Article: Hierarchical data in MySQL: easy and fast »
FERDY CHRISTANT - MAR 27, 2009 (11:44:00 PM)
Storing hierarchical data in a relational database is a classic problem. Relational databases are not really designed for this purpose, because they store data in flat rows. Storage is actually the least of our problems. Imagine a commenting system with an unlimited level of nesting in replies. This is easy to store in a relational database:
| comment_id |
body |
parent_id |
| 1 | JungleDragon rocks |
|
| 2 | No it doesn't! |
1 |
| 3 | Oh yes it does! |
2 |
| 4 | The economy sucks |
|
| 5 | True | 4 |
For the sake of simplicity, I have omitted other comment fields such as author, date, etc. The table shows that we can easily store unlimited levels of nesting by simply linking to the parent of the current comment. Comments that have no parent are the root comments, the others are leafs. If we would apply a foreign key to the parent_id column and link it to the id column we even get full referential integrity.
So far so good? Yes, but the real problems start when we want to query that table for useful stuff. Imagine the following tasks:
- Get the full comment tree sorted in the correct order. Hint: you cannot use date sorting, since replies can be made anywhere and must be positioned below their parent at all times.
- For each comment in the tree, we want to know how deep it is (how many levels deep), so we can use that for indenting the comment below its parent.
- For each comment we want to know how many replies there are, no matter how deep in the tree.
None of the above tasks can be queried efficiently using the table we started with.

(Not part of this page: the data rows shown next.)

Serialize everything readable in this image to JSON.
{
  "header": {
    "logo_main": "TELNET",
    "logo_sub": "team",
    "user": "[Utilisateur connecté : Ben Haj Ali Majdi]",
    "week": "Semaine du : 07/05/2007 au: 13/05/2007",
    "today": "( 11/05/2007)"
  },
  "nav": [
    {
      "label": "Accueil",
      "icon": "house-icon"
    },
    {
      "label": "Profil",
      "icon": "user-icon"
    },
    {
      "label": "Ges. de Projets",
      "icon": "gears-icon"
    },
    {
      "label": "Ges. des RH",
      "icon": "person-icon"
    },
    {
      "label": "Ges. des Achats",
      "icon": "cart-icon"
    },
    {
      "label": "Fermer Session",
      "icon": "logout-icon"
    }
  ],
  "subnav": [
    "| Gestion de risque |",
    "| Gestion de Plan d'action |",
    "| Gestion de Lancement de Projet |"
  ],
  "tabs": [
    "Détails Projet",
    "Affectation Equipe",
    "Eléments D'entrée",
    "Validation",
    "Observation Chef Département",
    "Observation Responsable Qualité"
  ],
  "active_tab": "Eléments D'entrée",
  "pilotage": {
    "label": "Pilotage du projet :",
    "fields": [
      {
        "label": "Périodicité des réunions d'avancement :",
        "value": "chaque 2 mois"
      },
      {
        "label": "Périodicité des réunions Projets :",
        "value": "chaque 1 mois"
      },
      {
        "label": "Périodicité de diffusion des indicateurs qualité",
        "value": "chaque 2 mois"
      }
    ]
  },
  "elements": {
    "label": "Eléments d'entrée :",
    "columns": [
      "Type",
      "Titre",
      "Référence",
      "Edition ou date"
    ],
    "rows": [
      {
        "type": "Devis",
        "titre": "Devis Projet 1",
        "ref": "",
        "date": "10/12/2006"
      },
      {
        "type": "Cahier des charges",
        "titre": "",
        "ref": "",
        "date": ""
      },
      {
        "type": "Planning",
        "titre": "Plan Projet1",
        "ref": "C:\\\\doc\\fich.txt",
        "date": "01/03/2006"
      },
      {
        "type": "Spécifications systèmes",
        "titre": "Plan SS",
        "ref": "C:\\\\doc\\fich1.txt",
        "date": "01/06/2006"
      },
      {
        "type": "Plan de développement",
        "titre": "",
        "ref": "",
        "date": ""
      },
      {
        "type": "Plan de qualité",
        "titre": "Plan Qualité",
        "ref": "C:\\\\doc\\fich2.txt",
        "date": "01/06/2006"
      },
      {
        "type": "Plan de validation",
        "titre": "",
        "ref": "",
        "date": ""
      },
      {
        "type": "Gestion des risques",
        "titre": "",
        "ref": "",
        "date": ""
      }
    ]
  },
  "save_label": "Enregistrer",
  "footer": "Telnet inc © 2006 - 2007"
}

The problem is that since we do not know how many levels deep the hierarchy is, we need to make recursive calls, leading to many queries to the database, high memory usage in our scripts and generally a system that does not scale.
As said, this is a classic problem, and luckily there are existing solutions and patterns for this. This article explains four different approaches, I highly recommend it. In summary, these are the four methods:
- Recursive. The approach we already discussed. This approach is inefficient and does not scale.
- Stack. This one is not much different from the recursive approach. The idea is that you build a stack of hierarchical data by looping through the rows, typically inside a stored procedure. Once you have the stack built, it is very easy to use and query, however, it still requires a lot of database connections.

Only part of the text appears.